Tip: Use Universal Feed Parser to tame RSS

Sometimes tools can save the day when people aren't careful about standards

RSS is supposed to be based on XML (or XML/RDF) standards. Unfortunately, the famous wild west community behind RSS has many renegade elements producing feeds that are not even well-formed XML. Mark Pilgrim's excellent Universal Feed Parser is a great tool for parsing even ill-formed feeds, and this tip demonstrates how to use it to extract feed data from RSS.

Share:

Uche Ogbuji, Principal Consultant, Fourthought, Inc.

Photo of Uche OgbujiUche Ogbuji is a consultant and co-founder of Fourthought Inc., a software vendor and consultancy specializing in XML solutions for enterprise knowledge management. Fourthought develops 4Suite, an open source platform for XML, RDF, and knowledge-management applications. Mr. Ogbuji is also a lead developer of the Versa RDF query language. He is a computer engineer and writer born in Nigeria, living and working in Boulder, Colorado, USA. You can contact Mr. Ogbuji at uche@ogbuji.net.



01 October 2004 (First published 10 December 2004)

XML is all about standards, but it's not always easy to get everyone to play ball according to the rules. The Web is famous for all the pages that flout HTML and XHTML standards, and this has been the cause of many widely discussed problems. Dave Raggett of the W3C came to the rescue with the popular tool Tidy (see Resources), which translates "tag soup" (careless and ill-formed HTML) into well-formed XHTML. RSS is another example of theoretical standards undermined by chaotic reality. To make things worse, RSS has many competing standards -- several of which are very different from each other. Following in the footsteps of Raggett, Mark Pilgrim developed Universal Feed Parser, which in his words is "an ultra-liberal RSS parser." But it is more than just that. To quote the documentation:

Universal Feed Parser is a Python module for downloading and parsing syndicated feeds. It can handle RSS 0.90, Netscape RSS 0.91, Userland RSS 0.91, RSS 0.92, RSS 0.93, RSS 0.94, RSS 1.0, RSS 2.0, Atom, and CDF feeds.

In that list you can already see why people associate RSS with confusion.

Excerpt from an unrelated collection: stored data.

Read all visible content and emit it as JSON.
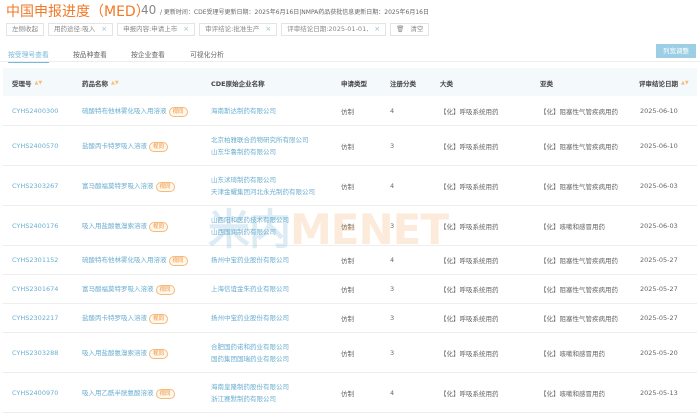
{
  "header": {
    "title": "中国申报进度（MED）",
    "count": "40",
    "update_text": "/ 更新时间：CDE受理号更新日期：2025年6月16日|NMPA药品获批信息更新日期：2025年6月16日"
  },
  "filters": {
    "collapse": "左侧收起",
    "chips": [
      "用药途径:吸入",
      "申报内容:申请上市",
      "审评结论:批准生产",
      "评审结论日期:2025-01-01,"
    ],
    "clear": "清空"
  },
  "tabs": [
    "按受理号查看",
    "按品种查看",
    "按企业查看",
    "可视化分析"
  ],
  "column_adjust": "列宽调整",
  "columns": [
    "受理号",
    "药品名称",
    "CDE原始企业名称",
    "申请类型",
    "注册分类",
    "大类",
    "亚类",
    "评审结论日期"
  ],
  "tag_label": "视同",
  "watermark": {
    "cn": "米内",
    "en": "MENET"
  },
  "rows": [
    {
      "id": "CYHS2400300",
      "drug": "硫酸特布他林雾化吸入用溶液",
      "companies": [
        "海南斯达制药有限公司"
      ],
      "type": "仿制",
      "cls": "4",
      "major": "【化】呼吸系统用药",
      "minor": "【化】阻塞性气管疾病用药",
      "date": "2025-06-10"
    },
    {
      "id": "CYHS2400570",
      "drug": "盐酸丙卡特罗吸入溶液",
      "companies": [
        "北京柏雅联合药物研究所有限公司",
        "山东华鲁制药有限公司"
      ],
      "type": "仿制",
      "cls": "3",
      "major": "【化】呼吸系统用药",
      "minor": "【化】阻塞性气管疾病用药",
      "date": "2025-06-10"
    },
    {
      "id": "CYHS2303267",
      "drug": "富马酸福莫特罗吸入溶液",
      "companies": [
        "山东沭琦制药有限公司",
        "天津金耀集团河北永光制药有限公司"
      ],
      "type": "仿制",
      "cls": "4",
      "major": "【化】呼吸系统用药",
      "minor": "【化】阻塞性气管疾病用药",
      "date": "2025-06-03"
    },
    {
      "id": "CYHS2400176",
      "drug": "吸入用盐酸氨溴索溶液",
      "companies": [
        "山西阳和医药技术有限公司",
        "山西国润制药有限公司"
      ],
      "type": "仿制",
      "cls": "3",
      "major": "【化】呼吸系统用药",
      "minor": "【化】咳嗽和感冒用药",
      "date": "2025-06-03"
    },
    {
      "id": "CYHS2301152",
      "drug": "硫酸特布他林雾化吸入用溶液",
      "companies": [
        "扬州中宝药业股份有限公司"
      ],
      "type": "仿制",
      "cls": "4",
      "major": "【化】呼吸系统用药",
      "minor": "【化】阻塞性气管疾病用药",
      "date": "2025-05-27"
    },
    {
      "id": "CYHS2301674",
      "drug": "富马酸福莫特罗吸入溶液",
      "companies": [
        "上海信谊金朱药业有限公司"
      ],
      "type": "仿制",
      "cls": "3",
      "major": "【化】呼吸系统用药",
      "minor": "【化】阻塞性气管疾病用药",
      "date": "2025-05-27"
    },
    {
      "id": "CYHS2302217",
      "drug": "盐酸丙卡特罗吸入溶液",
      "companies": [
        "扬州中宝药业股份有限公司"
      ],
      "type": "仿制",
      "cls": "3",
      "major": "【化】呼吸系统用药",
      "minor": "【化】阻塞性气管疾病用药",
      "date": "2025-05-27"
    },
    {
      "id": "CYHS2303288",
      "drug": "吸入用盐酸氨溴索溶液",
      "companies": [
        "合肥国药诺和药业有限公司",
        "国药集团国瑞药业有限公司"
      ],
      "type": "仿制",
      "cls": "3",
      "major": "【化】呼吸系统用药",
      "minor": "【化】咳嗽和感冒用药",
      "date": "2025-05-20"
    },
    {
      "id": "CYHS2400970",
      "drug": "吸入用乙酰半胱氨酸溶液",
      "companies": [
        "海南皇隆制药股份有限公司",
        "浙江赛默制药有限公司"
      ],
      "type": "仿制",
      "cls": "4",
      "major": "【化】呼吸系统用药",
      "minor": "【化】咳嗽和感冒用药",
      "date": "2025-05-13"
    }
  ]
}
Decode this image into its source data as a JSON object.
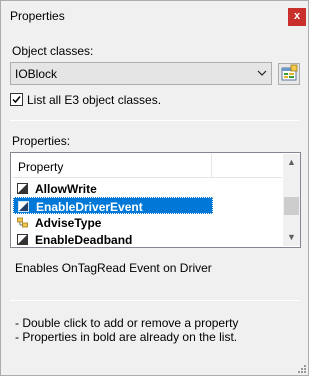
{
  "window": {
    "title": "Properties",
    "close_glyph": "x",
    "close_color": "#c9302c"
  },
  "object_classes": {
    "label": "Object classes:",
    "selected": "IOBlock",
    "browse_icon": "object-browser-icon"
  },
  "list_all": {
    "label": "List all E3 object classes.",
    "checked": true
  },
  "properties": {
    "label": "Properties:",
    "column_header": "Property",
    "selection_color": "#0078d7",
    "items": [
      {
        "name": "AllowWrite",
        "icon": "property-icon",
        "selected": false
      },
      {
        "name": "EnableDriverEvent",
        "icon": "property-icon",
        "selected": true
      },
      {
        "name": "AdviseType",
        "icon": "enum-property-icon",
        "selected": false
      },
      {
        "name": "EnableDeadband",
        "icon": "property-icon",
        "selected": false
      }
    ]
  },
  "description": "Enables OnTagRead Event on Driver",
  "help": {
    "line1": "- Double click to add or remove a property",
    "line2": "- Properties in bold are already on the list."
  }
}
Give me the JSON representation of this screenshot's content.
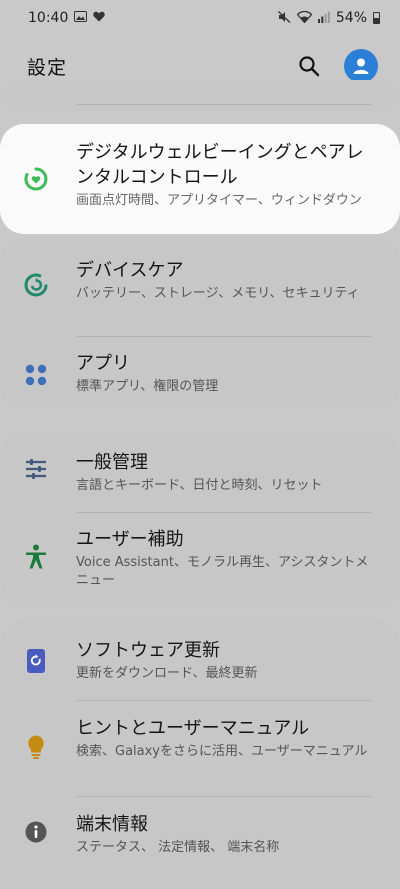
{
  "status_bar": {
    "time": "10:40",
    "battery": "54%"
  },
  "header": {
    "title": "設定"
  },
  "items": {
    "digital_wellbeing": {
      "title": "デジタルウェルビーイングとペアレンタルコントロール",
      "subtitle": "画面点灯時間、アプリタイマー、ウィンドダウン",
      "icon": "digital-wellbeing-icon",
      "icon_color": "#3dbb55"
    },
    "device_care": {
      "title": "デバイスケア",
      "subtitle": "バッテリー、ストレージ、メモリ、セキュリティ",
      "icon": "device-care-icon",
      "icon_color": "#1f8a6a"
    },
    "apps": {
      "title": "アプリ",
      "subtitle": "標準アプリ、権限の管理",
      "icon": "apps-icon",
      "icon_color": "#3f6fb8"
    },
    "general_management": {
      "title": "一般管理",
      "subtitle": "言語とキーボード、日付と時刻、リセット",
      "icon": "sliders-icon",
      "icon_color": "#445a7a"
    },
    "accessibility": {
      "title": "ユーザー補助",
      "subtitle": "Voice Assistant、モノラル再生、アシスタントメニュー",
      "icon": "accessibility-icon",
      "icon_color": "#1c7a3a"
    },
    "software_update": {
      "title": "ソフトウェア更新",
      "subtitle": "更新をダウンロード、最終更新",
      "icon": "software-update-icon",
      "icon_color": "#4a5bc0"
    },
    "tips": {
      "title": "ヒントとユーザーマニュアル",
      "subtitle": "検索、Galaxyをさらに活用、ユーザーマニュアル",
      "icon": "lightbulb-icon",
      "icon_color": "#c58a12"
    },
    "about_phone": {
      "title": "端末情報",
      "subtitle": "ステータス、 法定情報、 端末名称",
      "icon": "info-icon",
      "icon_color": "#555555"
    }
  }
}
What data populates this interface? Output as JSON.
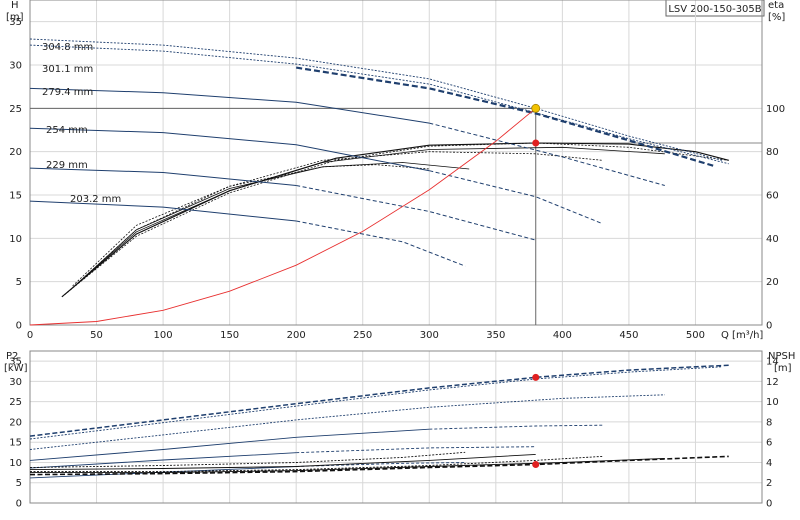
{
  "chart_data": [
    {
      "type": "line",
      "title": "LSV 200-150-305B",
      "xlabel": "Q [m³/h]",
      "ylabel_left": "H\n[m]",
      "ylabel_right": "eta\n[%]",
      "xlim": [
        0,
        550
      ],
      "ylim_left": [
        0,
        37.5
      ],
      "ylim_right": [
        0,
        150
      ],
      "x_ticks": [
        0,
        50,
        100,
        150,
        200,
        250,
        300,
        350,
        400,
        450,
        500
      ],
      "y_left_ticks": [
        0,
        5,
        10,
        15,
        20,
        25,
        30,
        35
      ],
      "y_right_ticks": [
        0,
        20,
        40,
        60,
        80,
        100
      ],
      "grid": true,
      "impeller_curves": [
        {
          "name": "304.8 mm",
          "points": [
            [
              0,
              33.0
            ],
            [
              100,
              32.3
            ],
            [
              200,
              30.8
            ],
            [
              300,
              28.4
            ],
            [
              380,
              25.0
            ],
            [
              450,
              21.8
            ],
            [
              520,
              19.0
            ]
          ],
          "dash_segment": [
            [
              200,
              29.7
            ],
            [
              300,
              27.3
            ],
            [
              380,
              24.4
            ],
            [
              450,
              21.3
            ],
            [
              515,
              18.3
            ]
          ]
        },
        {
          "name": "301.1 mm",
          "points": [
            [
              0,
              32.3
            ],
            [
              100,
              31.6
            ],
            [
              200,
              30.1
            ],
            [
              300,
              27.8
            ],
            [
              380,
              24.5
            ],
            [
              450,
              21.5
            ],
            [
              525,
              18.6
            ]
          ]
        },
        {
          "name": "279.4 mm",
          "points": [
            [
              0,
              27.3
            ],
            [
              100,
              26.8
            ],
            [
              200,
              25.7
            ],
            [
              300,
              23.3
            ],
            [
              400,
              19.4
            ],
            [
              477,
              16.1
            ]
          ]
        },
        {
          "name": "254 mm",
          "points": [
            [
              0,
              22.7
            ],
            [
              100,
              22.2
            ],
            [
              200,
              20.8
            ],
            [
              300,
              17.8
            ],
            [
              380,
              14.8
            ],
            [
              430,
              11.7
            ]
          ]
        },
        {
          "name": "229 mm",
          "points": [
            [
              0,
              18.1
            ],
            [
              100,
              17.6
            ],
            [
              200,
              16.1
            ],
            [
              300,
              13.1
            ],
            [
              380,
              9.8
            ]
          ]
        },
        {
          "name": "203.2 mm",
          "points": [
            [
              0,
              14.3
            ],
            [
              100,
              13.6
            ],
            [
              200,
              12.0
            ],
            [
              280,
              9.6
            ],
            [
              327,
              6.8
            ]
          ]
        }
      ],
      "efficiency_curves": [
        {
          "name": "304.8 mm",
          "points": [
            [
              24,
              13
            ],
            [
              80,
              42
            ],
            [
              150,
              62
            ],
            [
              230,
              77
            ],
            [
              300,
              83
            ],
            [
              380,
              84
            ],
            [
              450,
              83.5
            ],
            [
              500,
              80
            ],
            [
              525,
              76
            ]
          ]
        },
        {
          "name": "301.1 mm",
          "points": [
            [
              24,
              13
            ],
            [
              80,
              41
            ],
            [
              150,
              61
            ],
            [
              230,
              76
            ],
            [
              300,
              82.5
            ],
            [
              380,
              84
            ],
            [
              450,
              82
            ],
            [
              525,
              76
            ]
          ]
        },
        {
          "name": "279.4 mm",
          "points": [
            [
              26,
              14
            ],
            [
              80,
              43
            ],
            [
              150,
              62
            ],
            [
              220,
              75
            ],
            [
              300,
              81
            ],
            [
              400,
              82
            ],
            [
              477,
              79
            ]
          ]
        },
        {
          "name": "254 mm",
          "points": [
            [
              28,
              15
            ],
            [
              80,
              44
            ],
            [
              150,
              64
            ],
            [
              220,
              76
            ],
            [
              300,
              80
            ],
            [
              380,
              79
            ],
            [
              430,
              76
            ]
          ]
        },
        {
          "name": "229 mm",
          "points": [
            [
              30,
              16
            ],
            [
              80,
              44
            ],
            [
              150,
              63
            ],
            [
              220,
              73
            ],
            [
              280,
              75
            ],
            [
              330,
              72
            ]
          ]
        },
        {
          "name": "203.2 mm",
          "points": [
            [
              32,
              18
            ],
            [
              80,
              46
            ],
            [
              150,
              64
            ],
            [
              220,
              73
            ],
            [
              260,
              74
            ],
            [
              300,
              72
            ]
          ]
        }
      ],
      "system_curve": {
        "points": [
          [
            0,
            0
          ],
          [
            50,
            0.4
          ],
          [
            100,
            1.7
          ],
          [
            150,
            3.9
          ],
          [
            200,
            6.9
          ],
          [
            250,
            10.8
          ],
          [
            300,
            15.6
          ],
          [
            350,
            21.2
          ],
          [
            380,
            25.0
          ]
        ]
      },
      "duty_point": {
        "Q": 380,
        "H": 25.0,
        "eta": 84
      }
    },
    {
      "type": "line",
      "xlabel": "",
      "ylabel_left": "P2\n[kW]",
      "ylabel_right": "NPSH\n[m]",
      "xlim": [
        0,
        550
      ],
      "ylim_left": [
        0,
        37.5
      ],
      "ylim_right": [
        0,
        15
      ],
      "y_left_ticks": [
        0,
        5,
        10,
        15,
        20,
        25,
        30,
        35
      ],
      "y_right_ticks": [
        0,
        2,
        4,
        6,
        8,
        10,
        12,
        14
      ],
      "power_curves": [
        {
          "name": "304.8 mm",
          "points": [
            [
              0,
              16.5
            ],
            [
              100,
              20.5
            ],
            [
              200,
              24.5
            ],
            [
              300,
              28.4
            ],
            [
              380,
              31.0
            ],
            [
              450,
              32.8
            ],
            [
              525,
              34.0
            ]
          ]
        },
        {
          "name": "301.1 mm",
          "points": [
            [
              0,
              15.8
            ],
            [
              100,
              19.8
            ],
            [
              200,
              23.9
            ],
            [
              300,
              27.9
            ],
            [
              380,
              30.6
            ],
            [
              450,
              32.3
            ],
            [
              520,
              33.6
            ]
          ]
        },
        {
          "name": "279.4 mm",
          "points": [
            [
              0,
              13.2
            ],
            [
              100,
              16.8
            ],
            [
              200,
              20.5
            ],
            [
              300,
              23.6
            ],
            [
              400,
              25.8
            ],
            [
              477,
              26.7
            ]
          ]
        },
        {
          "name": "254 mm",
          "points": [
            [
              0,
              10.5
            ],
            [
              100,
              13.2
            ],
            [
              200,
              16.2
            ],
            [
              300,
              18.2
            ],
            [
              380,
              19.0
            ],
            [
              430,
              19.2
            ]
          ]
        },
        {
          "name": "229 mm",
          "points": [
            [
              0,
              8.6
            ],
            [
              100,
              10.6
            ],
            [
              200,
              12.4
            ],
            [
              300,
              13.6
            ],
            [
              380,
              13.9
            ]
          ]
        },
        {
          "name": "203.2 mm",
          "points": [
            [
              0,
              6.2
            ],
            [
              100,
              7.6
            ],
            [
              200,
              9.0
            ],
            [
              280,
              9.8
            ],
            [
              327,
              10.0
            ]
          ]
        }
      ],
      "npsh_curves": [
        {
          "name": "304.8 mm",
          "points": [
            [
              0,
              2.8
            ],
            [
              100,
              2.9
            ],
            [
              200,
              3.1
            ],
            [
              300,
              3.5
            ],
            [
              380,
              3.8
            ],
            [
              450,
              4.2
            ],
            [
              525,
              4.6
            ]
          ]
        },
        {
          "name": "279.4 mm",
          "points": [
            [
              0,
              3.0
            ],
            [
              100,
              3.0
            ],
            [
              200,
              3.2
            ],
            [
              300,
              3.6
            ],
            [
              400,
              4.0
            ],
            [
              477,
              4.4
            ]
          ]
        },
        {
          "name": "254 mm",
          "points": [
            [
              0,
              3.1
            ],
            [
              100,
              3.1
            ],
            [
              200,
              3.3
            ],
            [
              300,
              3.7
            ],
            [
              380,
              4.2
            ],
            [
              430,
              4.6
            ]
          ]
        },
        {
          "name": "229 mm",
          "points": [
            [
              0,
              3.3
            ],
            [
              100,
              3.4
            ],
            [
              200,
              3.6
            ],
            [
              300,
              4.2
            ],
            [
              380,
              4.8
            ]
          ]
        },
        {
          "name": "203.2 mm",
          "points": [
            [
              0,
              3.5
            ],
            [
              100,
              3.7
            ],
            [
              200,
              4.0
            ],
            [
              280,
              4.5
            ],
            [
              327,
              5.0
            ]
          ]
        }
      ],
      "duty_point": {
        "Q": 380,
        "P2": 31.0,
        "NPSH": 3.8
      }
    }
  ],
  "colors": {
    "navy": "#1f3f6e",
    "red": "#e83030",
    "duty_yellow": "#f2c200",
    "duty_red": "#e02020",
    "black": "#111111",
    "grid": "#d8d8d8"
  }
}
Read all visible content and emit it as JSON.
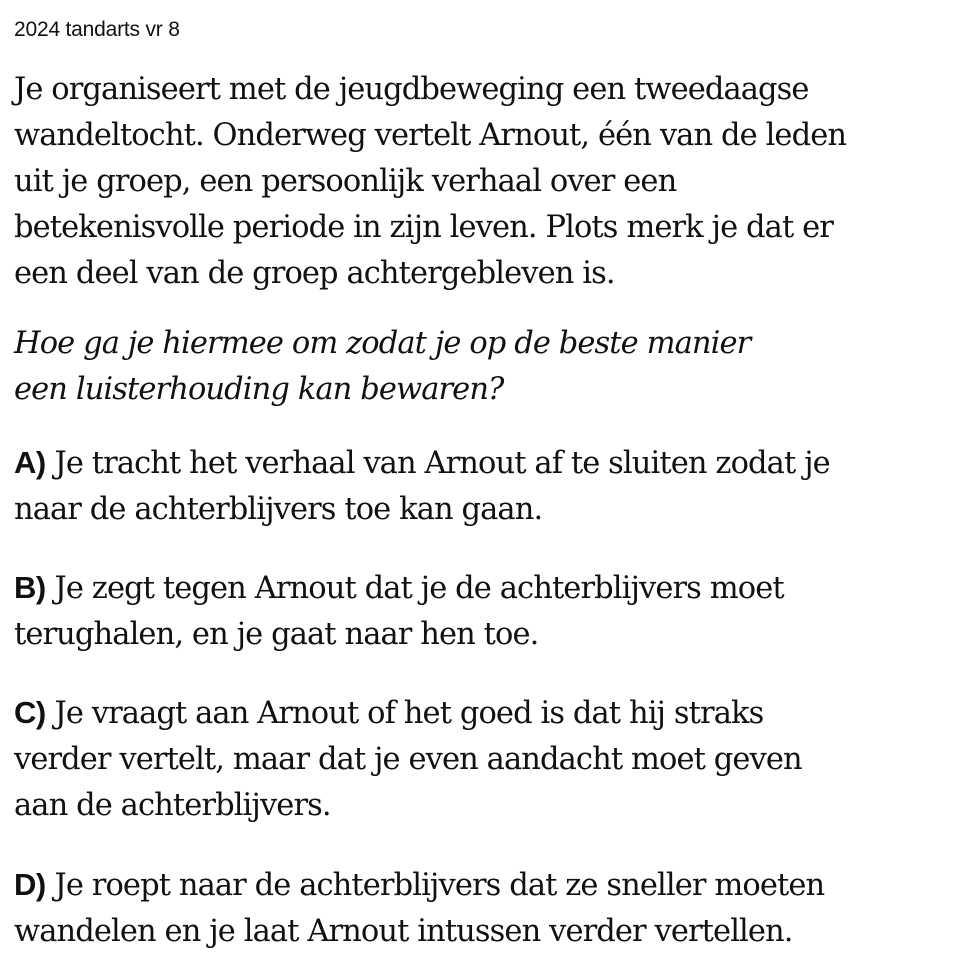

Atom (see my recent article on the topic) was an attempt at a fresh start for RSS, but in practice it just adds another option. Happily, Universal Feed Parser soaks up just about every feed format anyone has conceived of, as well as feeds that claim to follow one of the RSS specifications, but deviate in subtle ways. In this article, I demonstrate code that uses Universal Feed Parser to process just about any species of RSS feed.

A simple feed lister

To demonstrate Universal Feed Parser, Listing 1 reads an RSS feed at a given URL and prints to the console a simple text listing of basic information from the feed.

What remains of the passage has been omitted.